Por otra parte, considero que el diálogo con el cliente es fundamental: buscar la afinidad con el mismo contribuye sustancialmente en garantizar un buen resultado.

Ha trabajado para notables empresas italianas, ¿cómo ha sido su experiencia? ¿Cuál fue la mejor experiencia? ¿Tiene alguna anécdota interesante o curiosa?

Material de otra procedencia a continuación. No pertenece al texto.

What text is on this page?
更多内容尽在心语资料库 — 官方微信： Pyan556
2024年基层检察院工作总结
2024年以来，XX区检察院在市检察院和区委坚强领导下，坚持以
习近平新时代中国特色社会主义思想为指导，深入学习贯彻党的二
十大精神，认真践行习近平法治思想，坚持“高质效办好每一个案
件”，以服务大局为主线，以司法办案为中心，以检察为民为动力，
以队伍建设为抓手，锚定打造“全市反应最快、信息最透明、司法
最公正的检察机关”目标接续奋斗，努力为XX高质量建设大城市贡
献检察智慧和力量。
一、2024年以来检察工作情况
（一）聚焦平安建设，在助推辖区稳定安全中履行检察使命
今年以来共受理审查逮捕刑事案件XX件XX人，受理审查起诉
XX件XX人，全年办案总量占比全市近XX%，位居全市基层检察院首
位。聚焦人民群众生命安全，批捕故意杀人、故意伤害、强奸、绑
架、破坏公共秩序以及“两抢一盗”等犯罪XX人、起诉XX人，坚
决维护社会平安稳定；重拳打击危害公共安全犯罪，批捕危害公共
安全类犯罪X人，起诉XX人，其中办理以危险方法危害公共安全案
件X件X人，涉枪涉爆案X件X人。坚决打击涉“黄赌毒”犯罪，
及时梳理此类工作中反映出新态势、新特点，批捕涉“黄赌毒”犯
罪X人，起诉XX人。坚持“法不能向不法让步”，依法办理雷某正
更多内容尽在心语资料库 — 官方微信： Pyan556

Mi experiencia en el Studio Dordoni probablemente es la más colmada de anécdotas vinculadas al diseño y la industria italiana. Visitar compañías de la excelencia del diseño italiano de la mano de Dordoni, ver como presentaban los proyectos a los propietarios y luego el seguimiento de los mismos en fase de prototipación en los diversos talleres artesanales, fue un deleite.

Te das cuenta que el altísimo nivel de calidad viene impreso de la pasión y empeño que le meten. Por no hablar del talento y técnicas que han madurado por siglos, pasando de generación en generación.

La experiencia es lo que cuenta

Otra área en la que ha incursionado Juan Carlos Viso es la dirección creativa y diseño de ropa innovadora y funcional para Mavari, empresa establecida en Santa Cruz, California, con la que trabaja desde 2014.

¿En qué consiste la capa MAVARI?

El Mavari es una prenda de vestir multifuncional. Su tela trilaminada que desarrollamos para el mismo, “The Mavari Skin”, de un lado absorbe y del otro repele agua, una membrana intermedia se encarga de gestionar la humedad. El Mavari es reversible y te protege del frío, de la lluvia, sirve de toalla, hoodie, lo usas como kilt, como capa. Te sirve para cambiarte luego de practicar deportes acuáticos, o sea para que pases de húmedo a seco, lo puedes llevar colgado en la espalda y en caso de necesidad lo puedes abotonar como mochila de emergencia. 

Queríamos romper paradigmas del vestir, que dicta que una prenda se debe usar de una manera y bajo ciertos códigos de “etiqueta”. Usándose casi exclusivamente para protegerte de los elementos y hacerte ver bien, porque respeta códigos y está en línea con las tendencias de moda.

Nuestro dogma es: La Función dicta el Estilo.

Su visión y recomendaciones para el diseño interior…

No es el espacio ni las cosas, es la experiencia la que cuenta.

Su visión y recomendaciones para el diseño de productos.

El mismo que la anterior.

Su mensaje para los diseñadores industriales venezolanos en formación, una carrera en peligro en extinción en nuestro país.

Es claro que en un país donde la industria simplemente cesó de operar, todas las disciplinas que orbitan alrededor de la misma queden en el “limbo”. La buena noticia es que el diseño, estando tan intrínsecamente vinculado a la creatividad, permite que aquel entrenado en canalizar energías para resolver problemas y generar valor, pueda virar el timón y aplicar la misma fórmula en áreas antes inimaginables. La necesidad es buen catalizador.